Horus is a falcon headed god. This is reminiscent of Marduk in that the Eye of Horus, the falcon’s eye, shows that Horus is also a god whose power is in his attention. When Horus comes of age he challenges Seth to a series of games. I won’t both going into the often very disturbing details of the challenges for the kingship of Egypt as they are out of our current scope, but I will say that in each of them, as in the Mesopotamian stories, things like strength are no match for honest and attentive articulation. For those interested. merely searching ‘the trials of Horus’ should be enough to get your fill of ancient insane god stories.

Horus eventually takes his rightful throne, the throne of his father, and becomes king of Egypt and unites the upper and lower kingdoms and establishes a divine kingship. The divine kingship established by Horus is what gave credence to the authority of the Pharaoh. What Horus’ victory does is allow for a triumph of Ma’at (truth, justice, order, balance and harmony) over chaos. This is, of course, similar to Marduk’s attentive powers making order out of chaos through his trials with and victory over Tiamat.
Once again we see order and chaos as a theme, but this time it is more sophisticated. In the Mesopotamian stories the order which is created is about the safety from the chaotic habits of nature and the uncertainty of life in a world where tribal blood feuds, natural disasters, starvation or vicious predators reign supreme. But here, the chaos is not just the ravages of the preliterate plainsmen but also the chaos which occurs when a civilization becomes corrupt.
A once noble king grows old and blind allowing for chaos to seize his power and, through the new king, the son, that chaos is brought to heel with the powers of attention and articulation.
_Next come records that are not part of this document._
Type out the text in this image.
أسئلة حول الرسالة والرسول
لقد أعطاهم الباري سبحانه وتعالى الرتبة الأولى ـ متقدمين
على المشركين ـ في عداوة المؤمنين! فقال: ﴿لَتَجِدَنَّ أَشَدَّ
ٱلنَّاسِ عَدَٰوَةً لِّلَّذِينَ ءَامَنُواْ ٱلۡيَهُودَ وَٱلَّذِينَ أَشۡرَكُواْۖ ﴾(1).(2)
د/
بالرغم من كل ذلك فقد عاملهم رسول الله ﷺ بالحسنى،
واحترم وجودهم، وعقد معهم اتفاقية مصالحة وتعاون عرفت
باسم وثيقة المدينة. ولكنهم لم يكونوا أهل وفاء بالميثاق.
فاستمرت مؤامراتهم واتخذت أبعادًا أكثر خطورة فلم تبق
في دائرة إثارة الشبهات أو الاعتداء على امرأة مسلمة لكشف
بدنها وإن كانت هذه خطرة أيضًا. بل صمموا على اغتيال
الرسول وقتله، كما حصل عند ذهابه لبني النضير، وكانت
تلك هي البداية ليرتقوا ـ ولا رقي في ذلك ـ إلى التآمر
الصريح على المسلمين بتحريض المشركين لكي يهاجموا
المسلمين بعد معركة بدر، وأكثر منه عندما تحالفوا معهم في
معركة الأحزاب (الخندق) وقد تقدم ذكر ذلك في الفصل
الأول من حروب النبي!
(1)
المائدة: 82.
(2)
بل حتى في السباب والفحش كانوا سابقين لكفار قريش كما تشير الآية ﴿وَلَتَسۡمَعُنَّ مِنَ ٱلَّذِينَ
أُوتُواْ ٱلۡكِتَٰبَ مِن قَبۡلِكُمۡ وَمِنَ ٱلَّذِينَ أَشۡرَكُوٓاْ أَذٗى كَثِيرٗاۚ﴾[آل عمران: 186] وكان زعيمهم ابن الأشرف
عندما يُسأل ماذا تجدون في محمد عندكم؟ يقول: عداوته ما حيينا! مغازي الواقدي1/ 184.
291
What we are seeing here is a lower resolution cosmogony becoming higher resolution while maintaining the same underpinning fundamental pattern. While it is still the story about how attention and truthful articulation will defeat chaos and bring about order, the chaos and the order are now far more complicated.
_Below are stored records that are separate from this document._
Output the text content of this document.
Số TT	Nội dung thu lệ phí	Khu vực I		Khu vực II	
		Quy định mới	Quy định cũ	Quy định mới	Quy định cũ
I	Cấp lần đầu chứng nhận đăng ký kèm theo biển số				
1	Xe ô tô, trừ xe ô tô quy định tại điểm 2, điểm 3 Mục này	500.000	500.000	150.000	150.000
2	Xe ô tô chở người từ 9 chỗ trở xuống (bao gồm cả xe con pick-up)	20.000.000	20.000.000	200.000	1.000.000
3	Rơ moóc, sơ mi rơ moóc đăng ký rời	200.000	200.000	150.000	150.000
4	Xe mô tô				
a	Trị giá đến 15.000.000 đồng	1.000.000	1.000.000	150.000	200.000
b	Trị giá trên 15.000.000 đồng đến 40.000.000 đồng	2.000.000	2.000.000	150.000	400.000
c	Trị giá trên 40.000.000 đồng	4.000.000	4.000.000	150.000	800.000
The pattern is set. The negative aspect of nature is dealt with by an empire. The empire protects people from the dragon of nature. But when the walls are built it turns out that there is a dragon inside as well . Culture, like nature, also has a negative aspect — the tyrant.
The Egyptian answer to this is through a divine lineage of kings whose primary job it is to keep ma’at and drive out the chaos — both the chaos from without and the chaos from within. As we learn to protect ourselves from the ravages of nature with a civilization and protect from the ravages of civilization with balance the story that is unfolding in the ancient near east, along with the peoples telling those stories, grows increasingly more complex.
This will set the stage for the new serpent. Not the one that is the negative aspect of what is outside the walls or the one that is the negative aspect of what is inside the walls, but this one is closer — it is the serpent we find in our hearts.